We got so many things wrong because the initial, despicable provocation was so unusual and unexpected. Ten years on, Bin Laden is now dead and the loose network which organised the 9/11 attacks is far weaker that it was. The Arab Spring is showing that people can achieve change through revolution rather than regime change or having the West "re-order the world around us", as Tony Blair suggested. It is the thing that should fill us with most confidence, more so than Bin Laden's largely symbolic death.

It is a glimpse, I think, of the future where the West intervenes more sparingly and subtly. Influencing debate and arguments rather than starting wars. Helping countries from the Middle East to India and Pakistan to resolve differences which threaten wider stability; having a hard-headed, not knee-jerk view of the threats we face (the scale of the current threat from Iran is a case in point); having the courage to do difficult things in new partnerships (trying to end the war in Afghanistan by talking to the Taliban and talking to Iran; facing up to the reality of a Chinese super-power).
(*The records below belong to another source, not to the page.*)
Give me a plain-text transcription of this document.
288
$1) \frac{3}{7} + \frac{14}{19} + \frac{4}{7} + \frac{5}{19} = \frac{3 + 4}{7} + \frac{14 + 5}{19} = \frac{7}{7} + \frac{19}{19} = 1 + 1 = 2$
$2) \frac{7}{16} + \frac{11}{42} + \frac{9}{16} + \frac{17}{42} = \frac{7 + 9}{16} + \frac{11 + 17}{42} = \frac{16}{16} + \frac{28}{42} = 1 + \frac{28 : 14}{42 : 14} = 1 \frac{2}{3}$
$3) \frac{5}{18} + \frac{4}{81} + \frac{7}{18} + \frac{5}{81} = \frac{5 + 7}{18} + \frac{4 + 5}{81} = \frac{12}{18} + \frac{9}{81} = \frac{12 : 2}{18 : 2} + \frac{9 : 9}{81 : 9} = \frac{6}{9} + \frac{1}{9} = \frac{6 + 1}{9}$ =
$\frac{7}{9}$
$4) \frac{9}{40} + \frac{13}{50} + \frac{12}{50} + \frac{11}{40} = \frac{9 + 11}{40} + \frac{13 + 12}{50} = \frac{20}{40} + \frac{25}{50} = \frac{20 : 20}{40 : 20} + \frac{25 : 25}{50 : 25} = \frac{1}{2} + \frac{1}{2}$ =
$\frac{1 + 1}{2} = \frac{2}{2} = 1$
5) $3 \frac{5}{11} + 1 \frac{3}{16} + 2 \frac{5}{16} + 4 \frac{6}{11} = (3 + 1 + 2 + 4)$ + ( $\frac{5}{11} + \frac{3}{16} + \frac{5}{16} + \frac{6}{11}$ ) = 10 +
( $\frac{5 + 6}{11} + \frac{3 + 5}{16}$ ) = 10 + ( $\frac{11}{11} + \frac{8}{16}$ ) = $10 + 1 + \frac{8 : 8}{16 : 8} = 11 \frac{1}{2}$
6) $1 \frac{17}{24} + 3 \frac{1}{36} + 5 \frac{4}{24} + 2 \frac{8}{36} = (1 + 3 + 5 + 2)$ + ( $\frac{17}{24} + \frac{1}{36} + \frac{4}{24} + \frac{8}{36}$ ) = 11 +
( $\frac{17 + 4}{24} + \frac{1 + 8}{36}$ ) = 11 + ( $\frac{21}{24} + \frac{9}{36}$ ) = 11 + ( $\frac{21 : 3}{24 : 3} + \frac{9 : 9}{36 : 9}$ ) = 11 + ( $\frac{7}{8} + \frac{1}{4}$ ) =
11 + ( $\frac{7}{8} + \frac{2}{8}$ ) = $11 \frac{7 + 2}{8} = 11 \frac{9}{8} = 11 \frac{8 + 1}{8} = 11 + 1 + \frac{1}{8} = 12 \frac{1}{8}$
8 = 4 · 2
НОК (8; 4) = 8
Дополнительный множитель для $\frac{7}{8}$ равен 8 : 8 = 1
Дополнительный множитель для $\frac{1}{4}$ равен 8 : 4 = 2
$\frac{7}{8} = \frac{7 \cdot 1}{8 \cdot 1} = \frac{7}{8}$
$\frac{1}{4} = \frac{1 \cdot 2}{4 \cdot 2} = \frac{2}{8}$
The West has moved on a long way since 9/11. Hardly anyone still uses the phrase "war on terror". It's widely agreed that the Iraq War was a mistake. We are being careful in Libya and the wider Arab Spring to support but not to interfere too much. We should now step back in Libya; no more nation-building. US involvement there was significant, but hardly publicised. It's widely agreed that we need a political solution to get out of Afghanistan, but we need to get on with it much more quickly and with much wider participation.

The 9/11 decade's legacy provides many lessons to learn. We need to keep on learning the lessons, and make sure they - along with all those of all nations who have perished - are never forgotten.

On the basis that it's hardly fair to write a piece on 10 years of foreign policy with 20/20 hindsight and not offer detailed thoughts on the future.... in the next few weeks, I’m going to blog again to spell out in more detail the thoughts I have on the big foreign policy challenges of the next decade.